Yazı dizisine ilişkin en yoğun yorum CHPüyelerinden, eski ve yeni milletvekillerinden, il ve ilçe yöneticilerinden geldi. Hemen hepsi, yazılanları onaylıyor ve partilerinin ders almasını istiyorlardı. Milliyet’in web sitesine gönderilen okuyucu yorumları, sosyal medyada yazılan çizilenler, CHP’nin geleceğinden endişe eden yorumlarla doluydu.

Gazeteye doğrudan gelen yorumlardan birini, bugünü beklemeden yayınladık. CHP Genel Başkan Yardımcısı Erdoğan Toprak’ın yorumunu bundan üç gün önce bu sayfalarda okudunuz. Ben ise Erdoğan Toprak hakkındaki yorumumu yazmamayı tercih ediyorum.

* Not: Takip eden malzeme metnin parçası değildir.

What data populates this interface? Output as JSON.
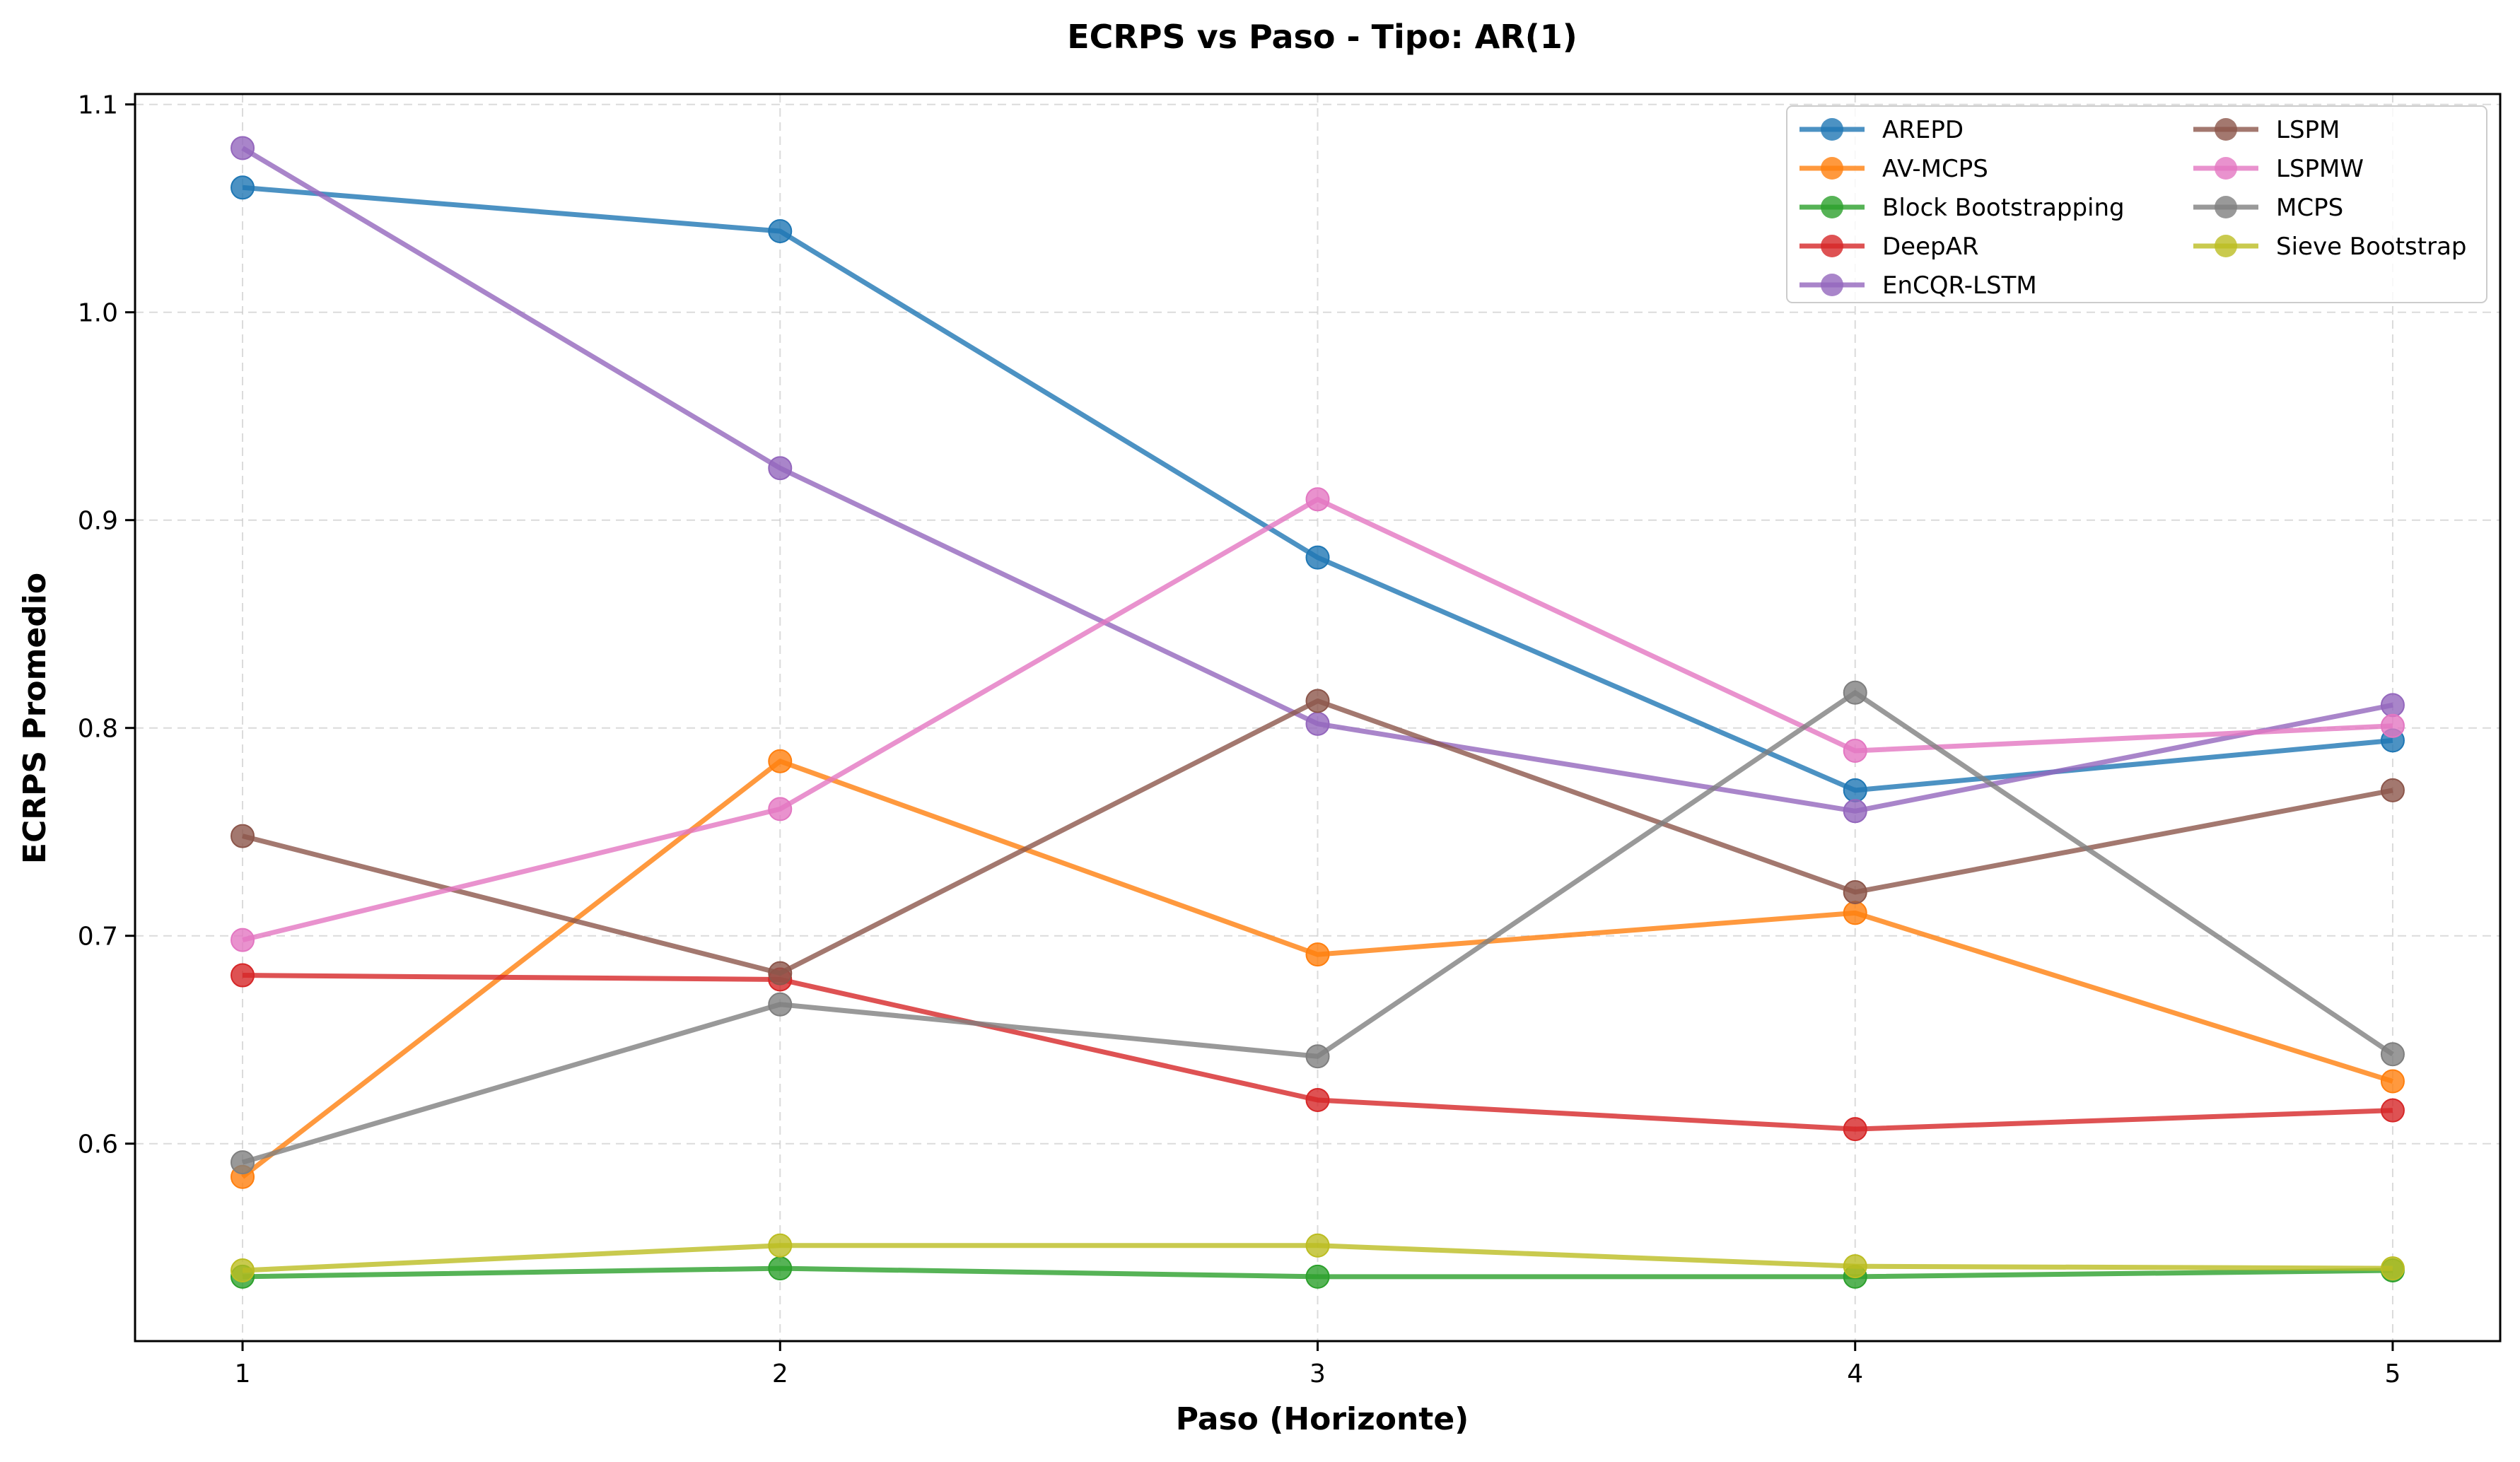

Siyasetin saygınlığını korumak adına bu yolu tercih ediyorum.

Bununla birlikte sadece bir detayı yazmayı kamuoyunun doğru aydınlatılması adına gerekli görüyorum.

Kılıçdaroğlu ile çalıştım...

Kemal Kılıçdaroğlu
ile 2009 Yerel Seçimleri sürecinde çalıştım ve onun İstanbul Büyükşehir Belediyesi adaylığı kampanyasını yürüttüm. Kılıçdaroğlu İstanbul Büyükşehir Belediye başkanı seçilemedi ama, kampanyamız CHP’ye İstanbul’da bugüne kadar elde ettiği en yüksek başarıyı getirdi. O andan sonra da Kılıçdaroğlu partisi içinde bir umut oldu.

Mayıs 2010 tarihinde Genel Başkan seçildiği haftadan sonra Kemal Kılıçdaroğlu beni iletişim danışmanı tayin etti. Ama CHP'nin içinde o tarihte gücü elinde bulunduran eski kadrolar, referandum sürecinde danışmanlık müessesesinin çalışmasını engellediler.

Dolayısıyla o dönemde CHP için herhangi bir profesyonel üretim yapılmamış oldu. Profesyonel bir referandum kampanyası yapılmadı. Ama bir kaç yurt içi ve yurt dışı gezide sayın Kılıçdaroğlu’na eşlik ettim, çeşitli katkılar sağladım.

Kampanya için görevlendirildim...

Erdoğan Toprak
’ın seçim işlerinden sorumlu Genel Başkan Yardımcısı olarak atanmasından sonra bir konkur yapıldı. Konkurun sonunda benim sunduğum strateji ve kampanya kabul edildiği için 10 Ocak 2010 gibi Ankara'ya davet edildim ve resmen seçim kampanyasını yapmakla görevlendirildim. Buna rağmen Ocak ortasında kendi isteğimle bu işi yapmaktan vazgeçtim.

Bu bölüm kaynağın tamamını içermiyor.